Gregory Maguire, as profiled in the March 11 issue of the New York Times Magazine, is a legally married gay man who has adopted three children with his partner, Andy Newman. Maguire, called 'Mr. Wicked' in the article, has several other 'children'—namely Glinda, Nessarose and Elphaba ( the three witches of Oz ) —since he is the author of the book on which the musical is based. Like Nessarose, his mother died from complications from his birth. He didn't realize until recently that '... there's almost no central character in any of ... [ his ] 24 books who doesn't have a dead mother or lost parent.' He and Newman ( a successful artist ) have extremely active careers but 'the couple do not employ a nanny, a babysitter or a housekeeper. They decided that if they were going to have children, they were going to do everything by themselves.' Maguire manages to give talks on writing to students at his children's school in his spare ( ? ) time.
The Economist ( March 10-16 ) surveys homosexuality in Latin America; Lesbians and gay men can have civil unions in Coahuila, Mexico. Mexico City will allow the same soon. Buenos Aires, Argentina's capital, and the Brazilian state of Rio do Sul also allow these unions. In addition, things are pending and tending along these lines in Columbia, Costa Rica and Peru. Unfortunately, according to the International Lesbian and Gay Association—a Brussels, Belgium-based non-governmental non-governmental community-based organization—2,509 gay men have been murdered in Brazil alone in the last decade: 'The more they come out of the closet, the easier targets gay people become.'
The Chicago Sun-Times ( March 11 ) reviews The First Man-Made Man: The Story Of Two Sex Changes, One Love Affair, And A Twentieth-Century Medical Revolution by Pagan Kennedy.
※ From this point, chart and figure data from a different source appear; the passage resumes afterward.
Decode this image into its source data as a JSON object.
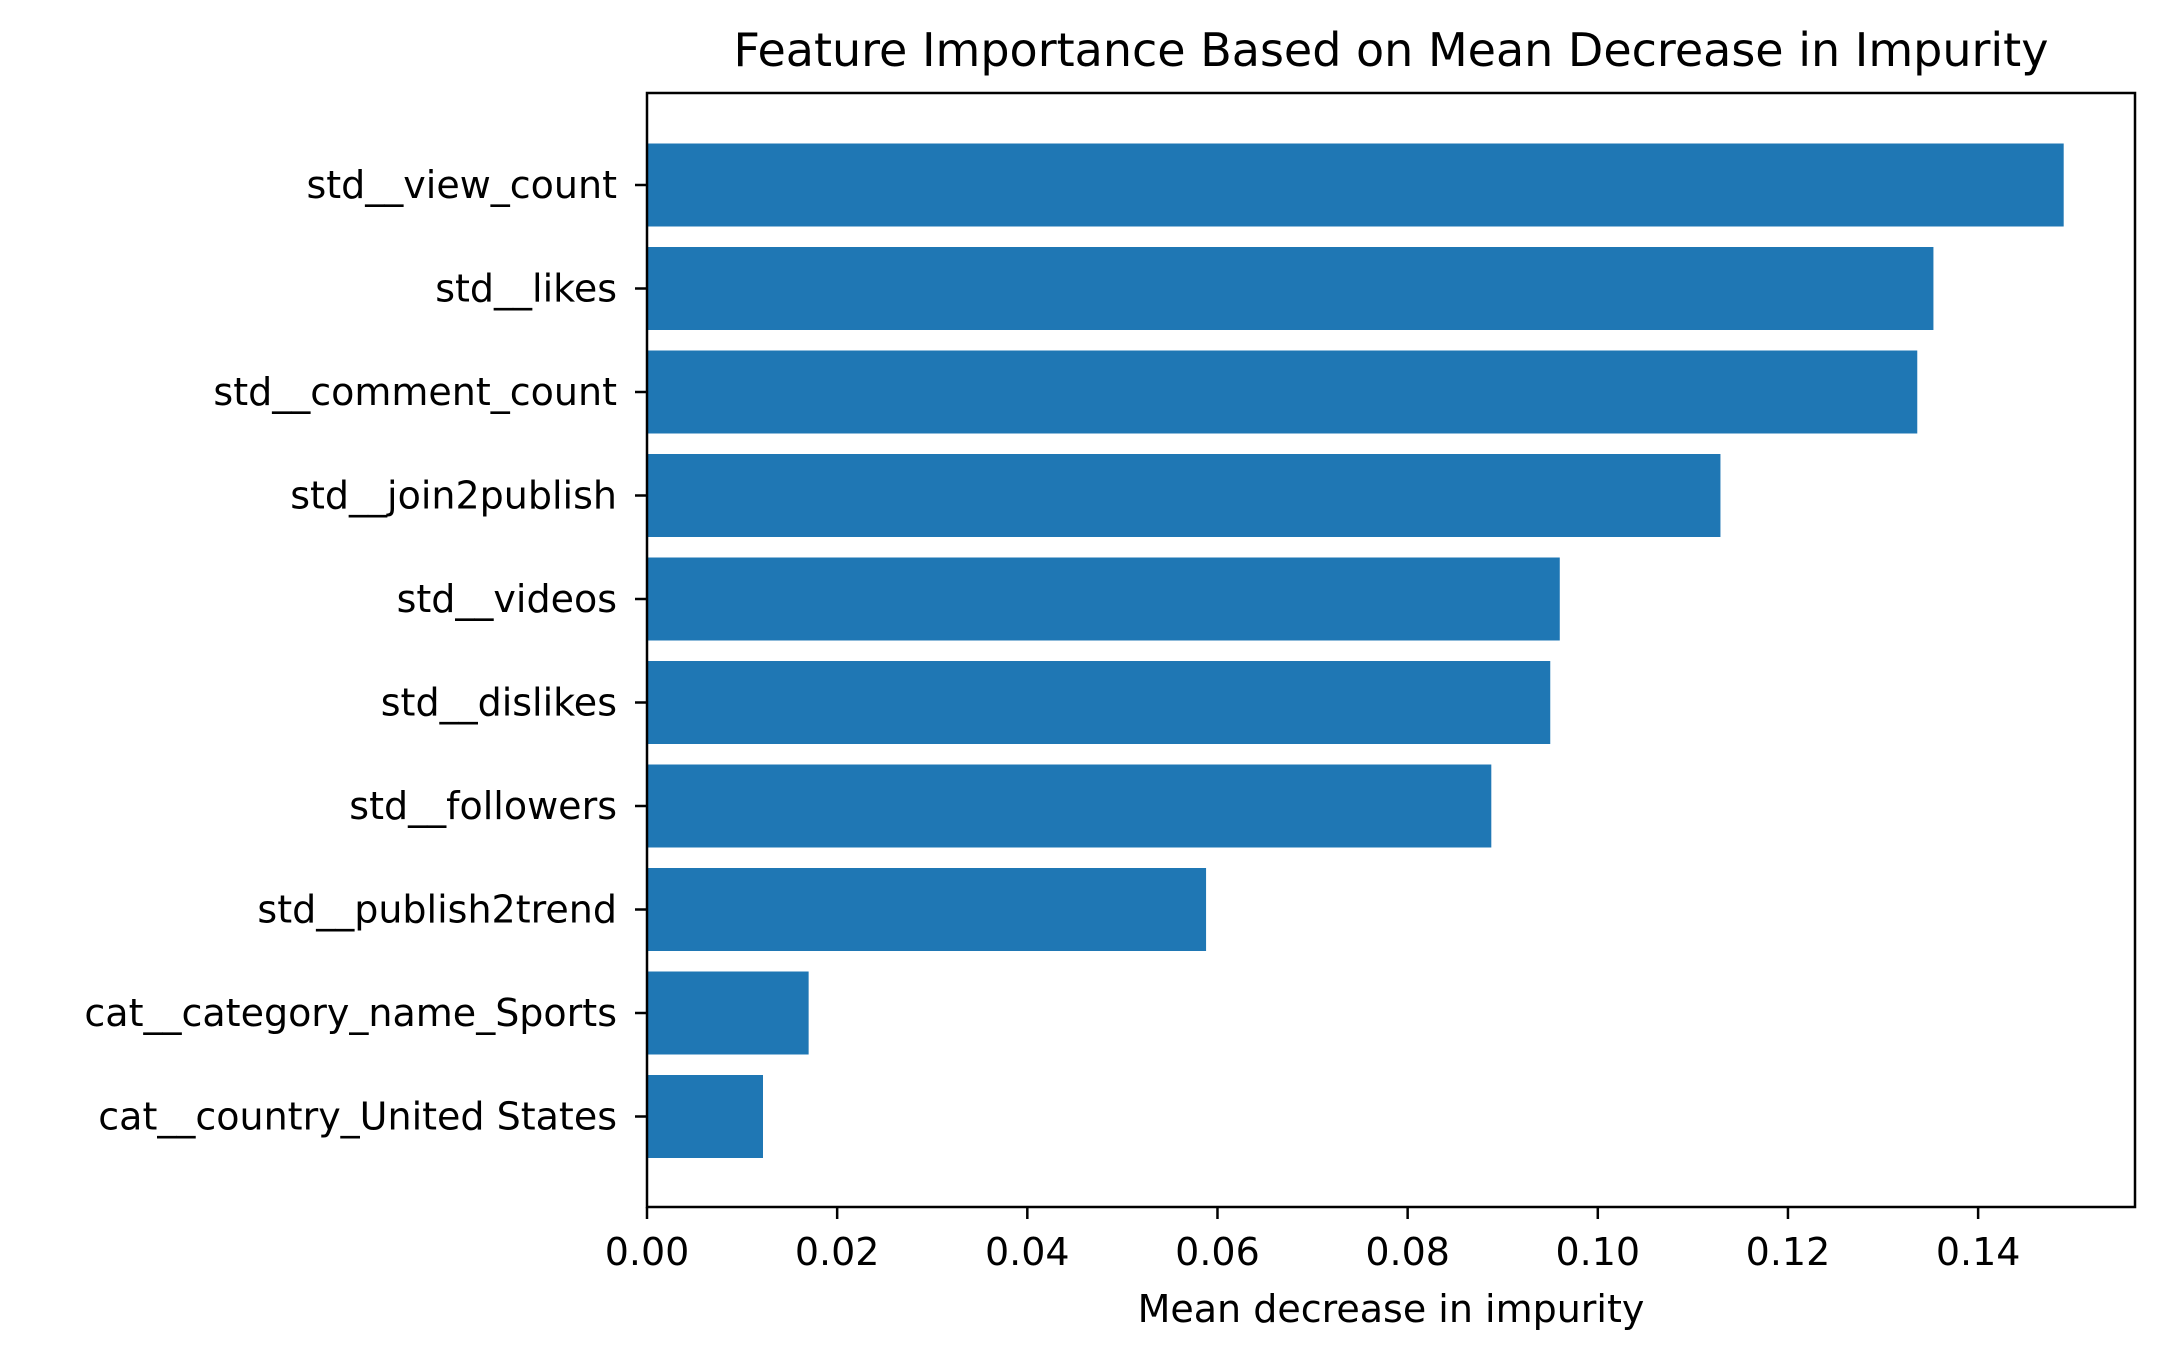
{
  "chart_data": {
    "type": "bar",
    "orientation": "horizontal",
    "title": "Feature Importance Based on Mean Decrease in Impurity",
    "xlabel": "Mean decrease in impurity",
    "ylabel": "",
    "categories": [
      "std__view_count",
      "std__likes",
      "std__comment_count",
      "std__join2publish",
      "std__videos",
      "std__dislikes",
      "std__followers",
      "std__publish2trend",
      "cat__category_name_Sports",
      "cat__country_United States"
    ],
    "values": [
      0.149,
      0.1353,
      0.1336,
      0.1129,
      0.096,
      0.095,
      0.0888,
      0.0588,
      0.017,
      0.0122
    ],
    "xlim": [
      0,
      0.1565
    ],
    "xticks": [
      "0.00",
      "0.02",
      "0.04",
      "0.06",
      "0.08",
      "0.10",
      "0.12",
      "0.14"
    ],
    "xtick_values": [
      0,
      0.02,
      0.04,
      0.06,
      0.08,
      0.1,
      0.12,
      0.14
    ],
    "grid": false,
    "bar_color": "#1f77b4"
  }
}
The book, whose title practically tells all, is the story of Laura ( later Michael ) Dillon, the first post-operative female-to-male, who proposes marriage to Roberta Cowell, an early male-to-female. ( 'Transexual,' as a term, had not yet been invented. )
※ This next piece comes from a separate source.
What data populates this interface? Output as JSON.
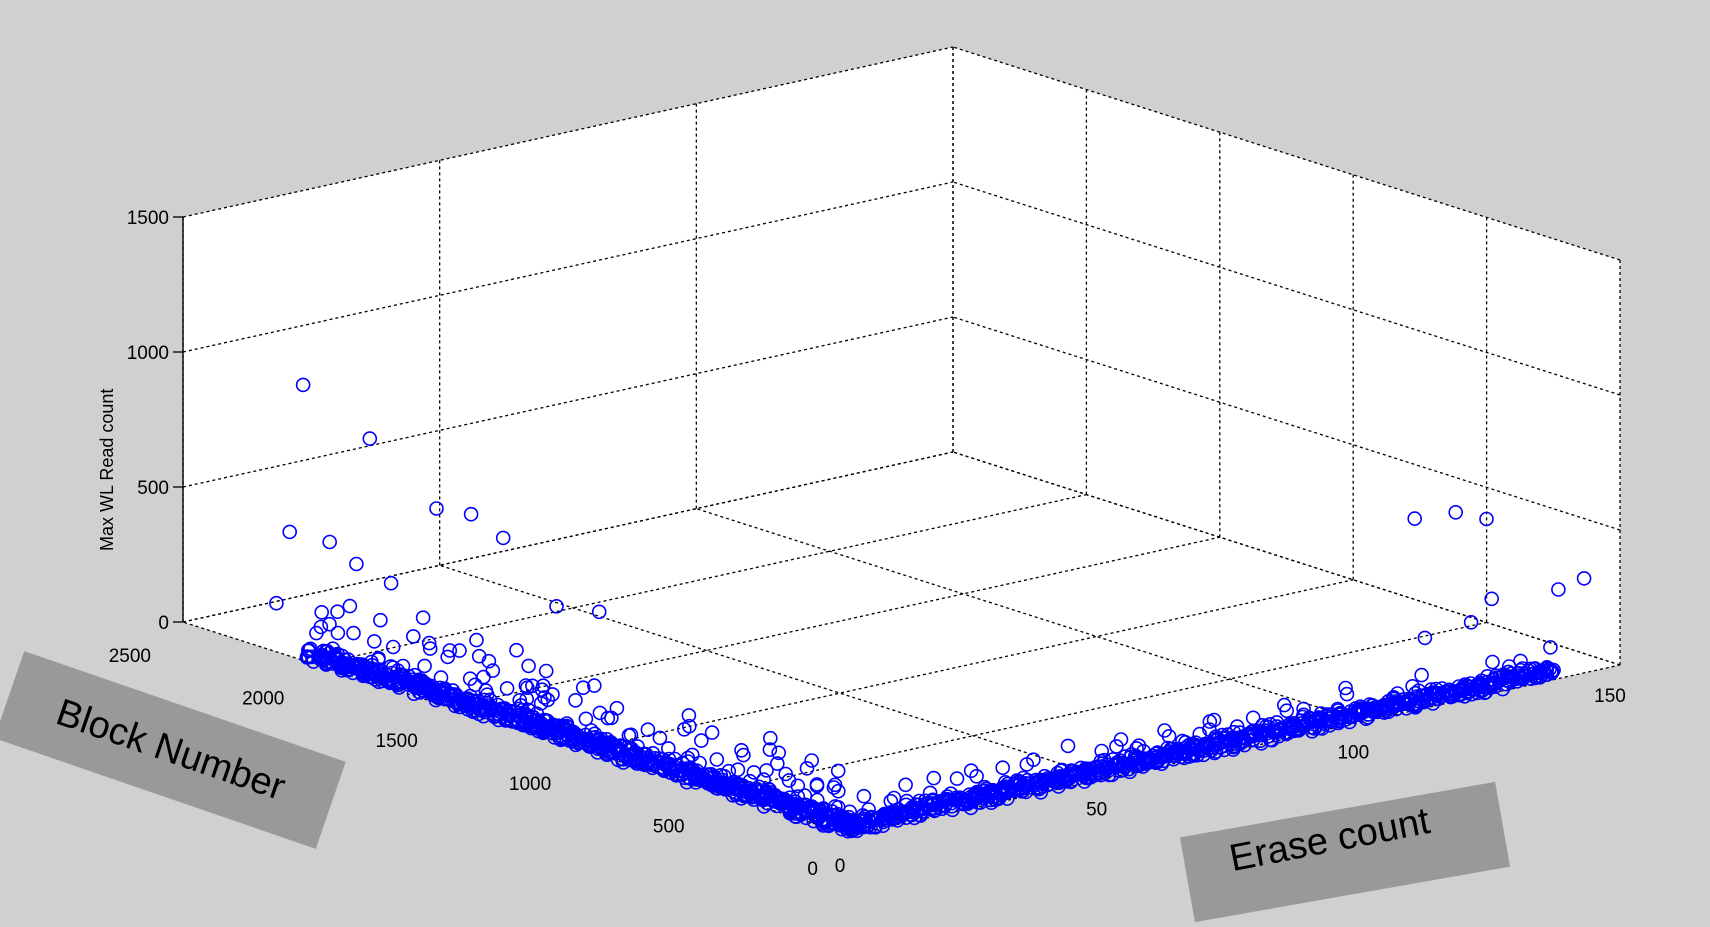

The marketing section of the New York Times ( March 12 ) notes that gay athletes are slowly entering the endorsement arena. Specifically ( and snarkily ) , it told of Tim Hardaway being fired as an endorser of shaved-head products after saying he hated gay people. Immediately after, a rival company hired the famously out John Amaechi. Mr. Amaechi was asked about the Snickers same-sex kiss debacle at the Super Bowl, to which he said, 'I could show you how to react to two men kissing. Smile broadly.'
The Chicago Sun-Times ( March 12 ) reports a survey says that 50 percent of American high school seniors think Sodom and Gomorrah were married.